Carlo De Benedetti è stato assolto perchè il «fatto non costituisce reato» nel processo che lo vedeva imputato per diffamazione, dopo la denuncia di Matteo Salvini. Lo ha stabilito il tribunale di Cuneo, nella persona del giudice Emanuela Dufour.
L’ex patron di Repubblica e del gruppo Espresso era finito in tribunale per le dichiarazioni espresse durante l’edizione 2018 del Festival della Televisione e dei Nuovi Media a Dogliani. In quell’occasione, l’editore aveva espresso una serie di giudizi “a tutto campo” sul leader della Lega nel corso di un’intervista condotta da Lilli Gruber. In particolare, rispondendo alle domande della conduttrice de La7 sul governo gialloverde allora “in fieri”, De Benedetti aveva dichiarato fra l’altro: «Salvini è il peggio perché è xenofobo, antisemita, antieuropeo, festeggia Orban in Ungheria, è finanziato da Putin».
A indignare l’ex ministro dell’Interno è stata nello specifico l’accusa di antisemitismo: «Non l’accettavo e non l’accetto tuttora, la ritengo un’infamia pesante», aveva dichiarato in aula Salvini, recatosi nel capoluogo della Granda lo scorso giugno per offrire la sua versione. De Benedetti non si è invece presentato, ma ha fatto sapere tramite i suoi legali di ritenere le frasi che aveva espresso durante la manifestazione un «lecito esercizio del diritto di critica politica, in alcun modo censurabile in uno Stato di diritto».
L’accusa di antisemitismo è finita al centro della requisitoria, condotta dal sostituto procuratore Attilio Offman, con ampi riferimenti alla giurisprudenza della Corte europea per i diritti dell’uomo. Ha argomentato così il pubblico ministero: «Il giudizio di ‘antisemita’ è sicuramente un’accusa infamante, come confermato dal codice penale che ha sanzionato l’istigazione alla discriminazione razziale, con un’aggravante se questa si fonda sulla minimizzazione o l’apologia della Shoah. La produzione documentale fornita dalla difesa non fornisce una ragionevole, se pur lontana, base fattuale che giustifichi il giudizio critico mosso dall’imputato».

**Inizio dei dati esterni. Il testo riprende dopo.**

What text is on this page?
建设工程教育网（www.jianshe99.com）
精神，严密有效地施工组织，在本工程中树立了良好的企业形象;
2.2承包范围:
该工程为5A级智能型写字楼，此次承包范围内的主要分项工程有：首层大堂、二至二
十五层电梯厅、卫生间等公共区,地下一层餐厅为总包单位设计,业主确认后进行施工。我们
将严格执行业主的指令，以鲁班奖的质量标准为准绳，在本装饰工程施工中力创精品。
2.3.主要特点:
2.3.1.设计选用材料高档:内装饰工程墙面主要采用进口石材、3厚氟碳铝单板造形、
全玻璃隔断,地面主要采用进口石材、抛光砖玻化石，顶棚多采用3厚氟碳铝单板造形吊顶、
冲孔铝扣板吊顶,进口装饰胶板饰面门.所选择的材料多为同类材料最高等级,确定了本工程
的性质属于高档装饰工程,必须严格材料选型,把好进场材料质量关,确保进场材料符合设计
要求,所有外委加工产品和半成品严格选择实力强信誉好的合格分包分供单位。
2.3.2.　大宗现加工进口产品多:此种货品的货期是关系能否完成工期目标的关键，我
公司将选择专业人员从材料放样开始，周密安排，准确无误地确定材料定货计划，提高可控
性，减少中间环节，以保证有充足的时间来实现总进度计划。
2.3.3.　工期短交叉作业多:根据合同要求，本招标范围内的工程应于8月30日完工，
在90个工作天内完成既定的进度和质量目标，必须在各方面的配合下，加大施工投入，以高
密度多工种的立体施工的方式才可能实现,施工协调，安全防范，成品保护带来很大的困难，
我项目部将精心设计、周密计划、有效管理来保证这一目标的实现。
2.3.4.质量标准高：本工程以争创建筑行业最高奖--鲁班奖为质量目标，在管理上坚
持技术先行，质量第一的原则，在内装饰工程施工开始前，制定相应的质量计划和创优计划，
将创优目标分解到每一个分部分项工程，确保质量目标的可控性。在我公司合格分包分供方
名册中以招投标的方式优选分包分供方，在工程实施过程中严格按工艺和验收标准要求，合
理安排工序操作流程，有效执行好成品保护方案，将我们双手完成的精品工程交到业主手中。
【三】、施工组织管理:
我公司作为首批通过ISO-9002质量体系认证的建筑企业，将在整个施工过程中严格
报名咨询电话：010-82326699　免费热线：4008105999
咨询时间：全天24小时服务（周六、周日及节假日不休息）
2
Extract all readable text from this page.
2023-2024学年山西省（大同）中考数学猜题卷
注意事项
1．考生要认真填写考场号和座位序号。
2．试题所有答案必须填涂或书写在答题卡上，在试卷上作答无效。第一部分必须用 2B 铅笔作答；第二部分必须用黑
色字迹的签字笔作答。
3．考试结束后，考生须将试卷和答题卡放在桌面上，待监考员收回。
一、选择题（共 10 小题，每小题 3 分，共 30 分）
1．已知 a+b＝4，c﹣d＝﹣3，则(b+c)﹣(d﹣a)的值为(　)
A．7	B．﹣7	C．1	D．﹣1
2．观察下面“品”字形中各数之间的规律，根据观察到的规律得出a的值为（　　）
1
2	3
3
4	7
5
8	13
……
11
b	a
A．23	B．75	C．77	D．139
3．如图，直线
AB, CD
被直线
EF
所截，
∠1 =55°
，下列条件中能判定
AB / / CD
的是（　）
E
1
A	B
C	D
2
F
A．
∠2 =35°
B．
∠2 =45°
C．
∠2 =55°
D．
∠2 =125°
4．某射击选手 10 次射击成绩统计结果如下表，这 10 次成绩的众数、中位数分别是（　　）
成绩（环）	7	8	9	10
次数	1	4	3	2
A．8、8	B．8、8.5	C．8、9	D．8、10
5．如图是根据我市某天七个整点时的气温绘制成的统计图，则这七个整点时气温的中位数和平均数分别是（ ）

«Si sono fatti voli pindarici – ha aggiunto il magistrato – stabilendo collegamenti tra le opinioni del senatore Salvini e teorie che non ha mai suffragato». Un passaggio della requisitoria ha toccato l’accusa – ben più “calda” in questo frangente – di essere “finanziato da Putin”: «I presunti episodi citati dalla difesa sono tutti posteriori alla data del Festival: non si possono utilizzare notizie giornalistiche emerse nei mesi successivi, per giustificare a posteriori un giudizio critico».
Per la difesa di parte civile, rappresentata dall’avvocato Claudia Eccher, «l’ingegner De Benedetti si è profuso in una serie di sproloqui», e «la documentazione prodotta dalla difesa proviene per la maggior parte dalle testate di cui era proprietario». La legale di Salvini aveva quantificato il danno subito nella cifra di 100mila euro, mentre l’accusa ha limitato la richiesta di pena a una sanzione pecuniaria di 800 euro: «Già nella sentenza Belpietro - ha precisato il pm - la Corte costituzionale aveva ritenuto incompatibile la sanzione di una pena detentiva, ancorché sospesa, nei confronti di un giornalista colpevole di diffamazione».
Di una richiesta punitiva “anacronistica e potenzialmente pericolosa” ha parlato l’avvocato Marco Ivaldi, difensore di De Benedetti insieme alla collega Elisabetta Rubini. Quello dell’ingegnere «non era un attacco a Salvini persona, era con ogni evidenza una critica al Salvini politico». Nella stessa intervista, peraltro, De Benedetti aveva definito Trump «un pazzo irresponsabile«, il Pd «un partito in stato comatoso», i Cinque Stelle «ridicoli»: testimonianza di una “verve espositiva” che il legale ha paragonato a quella dello stesso leader leghista, conosciuto per gli epiteti non proprio lusinghieri verso gli avversari e gli eccessi verbali. «Se Salvini può dire certe cose da cittadino - ha argomentato l’avvocato Ivaldi - in un certo modo me ne rallegro, perché siamo ancora in uno Stato di diritto dove si può esprimere anche con toni aspri la propria critica verso chi governa».
«Non è vero che non ci siano dati fattuali che collegano Salvini all’antisemitismo», ha obiettato la codifensore Elisabetta Rubini, menzionando la circostanza che nel 2017 “durante un comizio della Lega, aveva dichiarato di voler cancellare la legge Mancino”. L’avvocato ha citato esponenti di primo piano del partito “dichiaratamente neofascisti”, concludendo: «La contiguità anche programmatica di Salvini e della Lega con movimenti neofascisti giustifica l’addebito di antisemitismo rivolto da De Benedetti». Quanto all’addebito di essere «finanziato da Putin», per Rubini «si tratta di un giudizio di valore e menziona un collegamento tra il partito di Salvini e la Russia che ha fondamento. Il messaggio di allarme che De Benedetti ha lanciato a Dogliani nel 2018 si è rivelato più che fondato alla luce di eventi successivi».